Brainstorm topics that your brand will be creating content about. Make sure to focus on topics relevant to your products/services so that your content directly translates into a solution your business provides. Leverage the insight you’ve gained from your buyer personas and consider what questions your buyers are asking. Lastly, be sure to document your content strategy so you can be sure any content (blogs, e-books, etc.) tie back to core topics later on.
Content marketing is ultimately about getting found; therefore it’s critical that your content is optimized for organic search visibility. Identify long-tail keywords and work out the finest keyword targets relevant to your business.
Develop an editorial calendar for your content material, segmented by attributes like the topic, campaign, and the content owner. By scheduling content on a visual, transparent calendar, you can enable proper visibility and coordination across different initiatives, teams, and even regions.
Focus on the design and presentation of the content being produced. Use maps, images, links, facts, charts, in short anything that makes your content visually appealing.

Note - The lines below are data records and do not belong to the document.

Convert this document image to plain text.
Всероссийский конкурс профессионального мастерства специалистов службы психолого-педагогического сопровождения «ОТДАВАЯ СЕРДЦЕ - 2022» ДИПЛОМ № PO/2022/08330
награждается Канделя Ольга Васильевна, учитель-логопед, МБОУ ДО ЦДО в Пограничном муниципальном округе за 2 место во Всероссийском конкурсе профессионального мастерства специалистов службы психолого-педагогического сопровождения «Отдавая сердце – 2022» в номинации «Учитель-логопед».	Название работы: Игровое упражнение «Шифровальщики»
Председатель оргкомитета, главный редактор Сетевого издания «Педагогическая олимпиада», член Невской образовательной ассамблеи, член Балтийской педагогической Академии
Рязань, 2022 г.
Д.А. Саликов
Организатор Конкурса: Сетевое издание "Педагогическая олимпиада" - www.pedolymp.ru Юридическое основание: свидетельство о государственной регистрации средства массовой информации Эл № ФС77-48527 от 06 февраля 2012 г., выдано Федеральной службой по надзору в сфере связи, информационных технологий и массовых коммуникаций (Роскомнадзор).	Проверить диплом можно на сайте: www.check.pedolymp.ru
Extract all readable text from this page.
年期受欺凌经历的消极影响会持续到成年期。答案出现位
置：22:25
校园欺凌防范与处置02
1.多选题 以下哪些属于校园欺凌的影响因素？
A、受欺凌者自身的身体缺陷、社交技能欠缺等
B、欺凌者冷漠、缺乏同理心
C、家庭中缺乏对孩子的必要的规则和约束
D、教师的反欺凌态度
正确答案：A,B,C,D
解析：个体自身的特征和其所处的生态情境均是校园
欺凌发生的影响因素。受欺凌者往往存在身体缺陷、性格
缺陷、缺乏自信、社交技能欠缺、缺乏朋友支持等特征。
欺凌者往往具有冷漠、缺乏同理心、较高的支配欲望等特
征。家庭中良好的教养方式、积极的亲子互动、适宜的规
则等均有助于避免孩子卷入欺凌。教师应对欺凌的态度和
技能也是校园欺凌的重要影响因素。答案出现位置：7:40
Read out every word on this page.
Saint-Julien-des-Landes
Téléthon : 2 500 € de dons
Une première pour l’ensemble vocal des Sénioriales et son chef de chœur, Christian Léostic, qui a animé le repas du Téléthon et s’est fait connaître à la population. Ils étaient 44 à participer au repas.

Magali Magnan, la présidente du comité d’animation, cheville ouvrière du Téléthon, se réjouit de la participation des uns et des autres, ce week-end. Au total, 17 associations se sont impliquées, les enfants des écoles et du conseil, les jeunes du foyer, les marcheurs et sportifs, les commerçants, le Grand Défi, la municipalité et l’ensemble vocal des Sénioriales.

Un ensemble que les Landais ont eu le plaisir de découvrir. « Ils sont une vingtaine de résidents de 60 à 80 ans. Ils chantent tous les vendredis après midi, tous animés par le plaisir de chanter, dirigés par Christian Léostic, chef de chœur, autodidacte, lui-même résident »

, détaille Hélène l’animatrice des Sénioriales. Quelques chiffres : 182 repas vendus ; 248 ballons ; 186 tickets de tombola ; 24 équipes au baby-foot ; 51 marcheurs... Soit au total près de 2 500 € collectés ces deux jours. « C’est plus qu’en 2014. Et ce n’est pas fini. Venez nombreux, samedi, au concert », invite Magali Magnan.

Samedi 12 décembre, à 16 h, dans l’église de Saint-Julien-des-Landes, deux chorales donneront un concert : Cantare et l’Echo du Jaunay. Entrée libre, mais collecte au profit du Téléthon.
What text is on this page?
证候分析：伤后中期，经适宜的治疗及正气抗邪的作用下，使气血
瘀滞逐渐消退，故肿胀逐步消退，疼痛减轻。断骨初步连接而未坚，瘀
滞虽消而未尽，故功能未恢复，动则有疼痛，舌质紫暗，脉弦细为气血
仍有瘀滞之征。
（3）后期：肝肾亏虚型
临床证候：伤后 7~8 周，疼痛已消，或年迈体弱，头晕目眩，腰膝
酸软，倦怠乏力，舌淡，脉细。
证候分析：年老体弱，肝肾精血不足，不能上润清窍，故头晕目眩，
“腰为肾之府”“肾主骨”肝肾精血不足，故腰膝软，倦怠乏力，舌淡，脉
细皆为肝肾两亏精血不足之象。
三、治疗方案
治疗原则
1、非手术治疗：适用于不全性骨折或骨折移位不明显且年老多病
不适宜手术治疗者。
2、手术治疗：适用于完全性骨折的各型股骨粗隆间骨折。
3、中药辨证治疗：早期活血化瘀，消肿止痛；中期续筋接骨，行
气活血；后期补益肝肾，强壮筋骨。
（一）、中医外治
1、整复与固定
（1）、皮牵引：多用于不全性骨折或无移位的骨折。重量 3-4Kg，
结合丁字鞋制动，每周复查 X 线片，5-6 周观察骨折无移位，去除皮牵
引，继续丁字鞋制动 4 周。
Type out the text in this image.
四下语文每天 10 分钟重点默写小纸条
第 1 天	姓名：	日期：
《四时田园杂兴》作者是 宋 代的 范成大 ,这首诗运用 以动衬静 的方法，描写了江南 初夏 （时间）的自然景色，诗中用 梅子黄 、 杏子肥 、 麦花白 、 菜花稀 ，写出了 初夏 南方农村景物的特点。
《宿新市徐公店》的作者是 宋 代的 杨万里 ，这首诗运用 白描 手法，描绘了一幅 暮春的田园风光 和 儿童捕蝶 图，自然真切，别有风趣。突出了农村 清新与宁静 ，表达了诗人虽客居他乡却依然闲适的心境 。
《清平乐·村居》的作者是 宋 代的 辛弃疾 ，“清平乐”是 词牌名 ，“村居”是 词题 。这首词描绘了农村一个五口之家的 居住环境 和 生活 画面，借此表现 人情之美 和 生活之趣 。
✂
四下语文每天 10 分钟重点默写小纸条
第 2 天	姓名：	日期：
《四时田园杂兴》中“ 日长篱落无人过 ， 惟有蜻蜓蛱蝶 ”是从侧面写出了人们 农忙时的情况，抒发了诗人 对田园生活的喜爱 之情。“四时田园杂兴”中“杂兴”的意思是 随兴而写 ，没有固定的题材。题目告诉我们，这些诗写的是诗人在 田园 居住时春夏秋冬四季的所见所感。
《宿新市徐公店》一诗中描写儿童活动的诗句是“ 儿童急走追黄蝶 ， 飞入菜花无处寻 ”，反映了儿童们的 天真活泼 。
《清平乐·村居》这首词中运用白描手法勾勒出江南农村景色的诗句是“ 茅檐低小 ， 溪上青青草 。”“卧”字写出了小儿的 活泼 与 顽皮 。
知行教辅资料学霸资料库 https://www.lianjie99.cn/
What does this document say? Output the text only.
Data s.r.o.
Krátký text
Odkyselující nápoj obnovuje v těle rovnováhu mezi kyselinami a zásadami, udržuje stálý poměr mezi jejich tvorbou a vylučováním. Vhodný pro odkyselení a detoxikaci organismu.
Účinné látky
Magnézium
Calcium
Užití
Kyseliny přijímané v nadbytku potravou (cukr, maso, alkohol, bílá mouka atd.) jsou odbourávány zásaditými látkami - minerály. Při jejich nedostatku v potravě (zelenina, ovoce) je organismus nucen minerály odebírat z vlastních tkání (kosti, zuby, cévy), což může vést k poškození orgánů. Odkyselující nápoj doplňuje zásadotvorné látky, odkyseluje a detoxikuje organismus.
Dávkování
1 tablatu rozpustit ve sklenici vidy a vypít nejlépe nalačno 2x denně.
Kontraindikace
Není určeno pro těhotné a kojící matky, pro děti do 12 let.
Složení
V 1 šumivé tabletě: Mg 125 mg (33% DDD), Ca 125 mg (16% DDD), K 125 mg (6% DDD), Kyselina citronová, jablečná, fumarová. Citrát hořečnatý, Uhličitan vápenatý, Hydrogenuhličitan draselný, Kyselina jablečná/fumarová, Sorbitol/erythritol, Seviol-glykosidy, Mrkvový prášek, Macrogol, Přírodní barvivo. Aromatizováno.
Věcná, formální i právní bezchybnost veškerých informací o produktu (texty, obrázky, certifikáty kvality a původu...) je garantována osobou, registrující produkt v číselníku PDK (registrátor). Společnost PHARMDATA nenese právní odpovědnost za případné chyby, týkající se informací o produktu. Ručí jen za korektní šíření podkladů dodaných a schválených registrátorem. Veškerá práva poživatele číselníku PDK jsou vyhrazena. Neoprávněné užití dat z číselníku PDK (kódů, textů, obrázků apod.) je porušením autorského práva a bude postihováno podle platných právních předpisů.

Once you have written your content and published it online, make sure to measure the success in whichever terms you are measuring. Leads, gross sale, revenue, brand awareness are some of the metrics you can use depending on your requirement. Make sure to construct a report or dashboard based mostly on your content material targets so you’ll be able to preserve monitor of the efficiency of your content material regularly. When you discover that the progress isn’t there after a number of months, it’s a good suggestion to return via the content material technique and assess whether or not you’ve acquired your tilt proper.
These strategies will allow Google to index your page well and show them as a good result to the searcher. So, GET WRITING!